Kepala Monumen Pers Nasional Suminto Yuliarso dalam sambutannya menginformasikan Monumen Pers Nasional merupakan tempat bersejarah lahirnya organisasi wartawan (PWI) yang berkongres pada tanggal 9 Februari 1946. Sebagai Unit Pelaksana Teknis Kominfo, Monumen Pers Nasional mempunyai tugas dan fungsi menyelenggarakan kegiatan seminar dan ini merupakan salahsatu kegiatan rutin yang dilakukan Monumen Pers Nasional Surakarta sebagai pelaksana tugas dan fungsi pelayanan masyarakat dalam rangka pengenalan dan juga bentuk sosialisasi mengenal Monumen Pers lebih dekat lagi. Dalam rangka inilah maka terkait dengan konsekuensi perkembangan dengan semakin mengindustrialnya media. Kini fungsi informasi bergeser, dari fungsi memenuhi “Hak tahu publik” menjadi menjadi komoditas. Banyaknya jumlah (perusahaan) media membuat semakin ketat. Tidak hanya antar media sejenis antara medeia cetak, antara media elektronik, dan antar media internet tetapi juga antar jenis media dengan media elektronik juga dengan internet.
Dalam kesempatan itu Henri Subiakto memaparkan, dulu hanya ada media cetak, radio dan televisi analog. Sekarang itu sudah berubah dan ketinggalan zaman termasuk kita. Kita ini dan saya juga orang-orang pasca analog ke migrasi katanya. Semua sudah mengarah pada pengguna internet. Maraknya penggunaan internet ruang-ruang ini menjadi orang memiliki sendiri-sendiri unutk menyampaikan informasi. “Saat ini bahkan sulit mana informasi dan mana yang bukan informasi” katanya.
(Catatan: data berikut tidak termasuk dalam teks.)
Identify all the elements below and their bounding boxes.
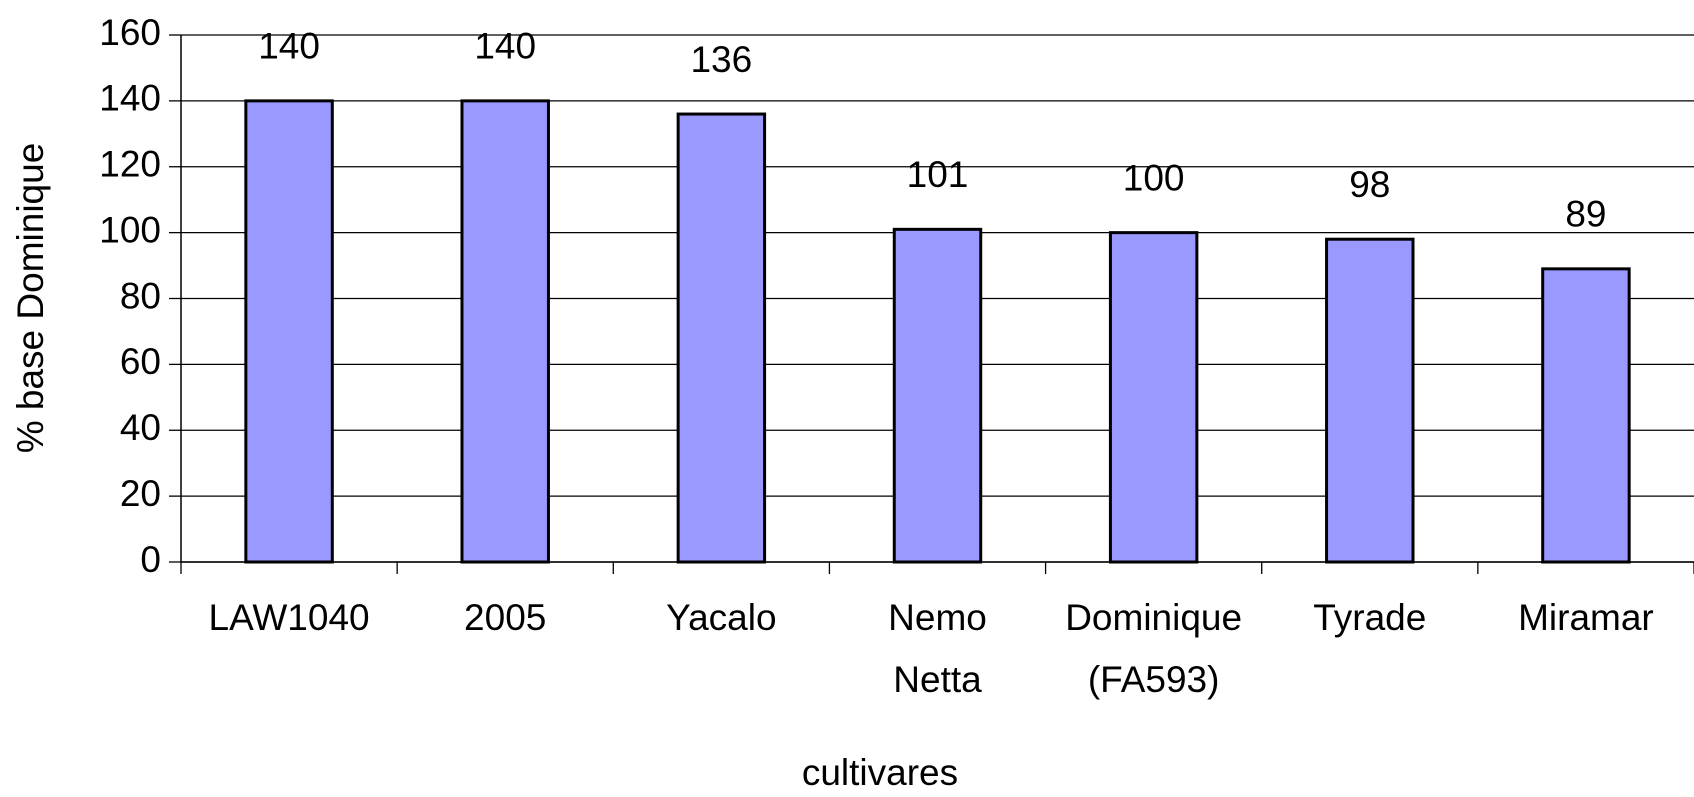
data-label: 136: [690, 39, 752, 80]
data-label: 140: [474, 26, 536, 67]
bar: [460, 99, 550, 564]
x-tick-label: LAW1040: [208, 597, 370, 638]
bar: [1325, 237, 1415, 564]
y-tick-label: 80: [120, 275, 161, 316]
data-label: 101: [907, 154, 969, 195]
data-label: 140: [258, 26, 320, 67]
y-tick-label: 40: [120, 407, 161, 448]
bar: [1541, 267, 1631, 564]
y-axis-title: % base Dominique: [10, 143, 51, 454]
x-tick-label: Nemo Netta: [888, 597, 987, 700]
data-label: 98: [1349, 164, 1390, 205]
data-label: 89: [1565, 194, 1606, 235]
y-tick-label: 20: [120, 473, 161, 514]
bar: [892, 227, 983, 564]
y-tick-label: 60: [120, 341, 161, 382]
x-tick-label: 2005: [464, 597, 547, 638]
x-tick-label: Yacalo: [666, 597, 777, 638]
y-tick-label: 0: [140, 539, 161, 580]
data-label: 100: [1123, 157, 1185, 198]
x-axis-title: cultivares: [802, 752, 958, 793]
y-tick-label: 100: [99, 209, 161, 250]
y-tick-label: 160: [99, 12, 161, 53]
y-tick-label: 120: [99, 144, 161, 185]
bar: [1108, 231, 1199, 564]
x-tick-label: Tyrade: [1313, 597, 1427, 638]
x-tick-label: Dominique (FA593): [1065, 597, 1243, 700]
y-tick-label: 140: [99, 78, 161, 119]
x-tick-label: Miramar: [1518, 597, 1654, 638]
bar: [676, 112, 767, 564]
bar: [244, 99, 334, 564]
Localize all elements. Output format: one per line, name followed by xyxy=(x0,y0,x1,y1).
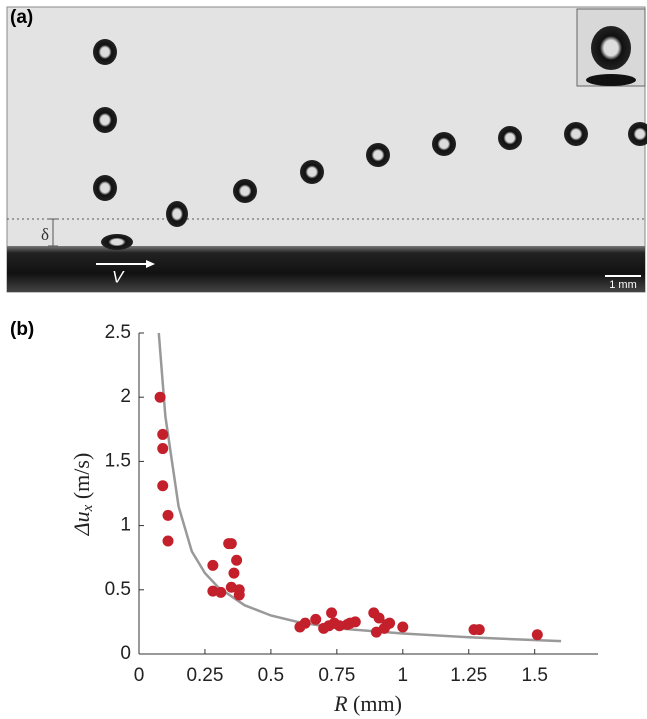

Karena banyak sekali media-media online yang tidak jelas.
Demikian juga dengan berkembangnya dan menjamurnya dunia pertelevisian di indonesia menurutnya juga sudah tidak terlalu sehat. Media yang menginformasikan ke publik diarahkan untuk menggiring warga pada kekuasaan pemiliknya. “Dan saya tidak mau menjelaskan, masyarakat sudah mengetahui televisi tersebut. Tegasnya. (Yuliarso)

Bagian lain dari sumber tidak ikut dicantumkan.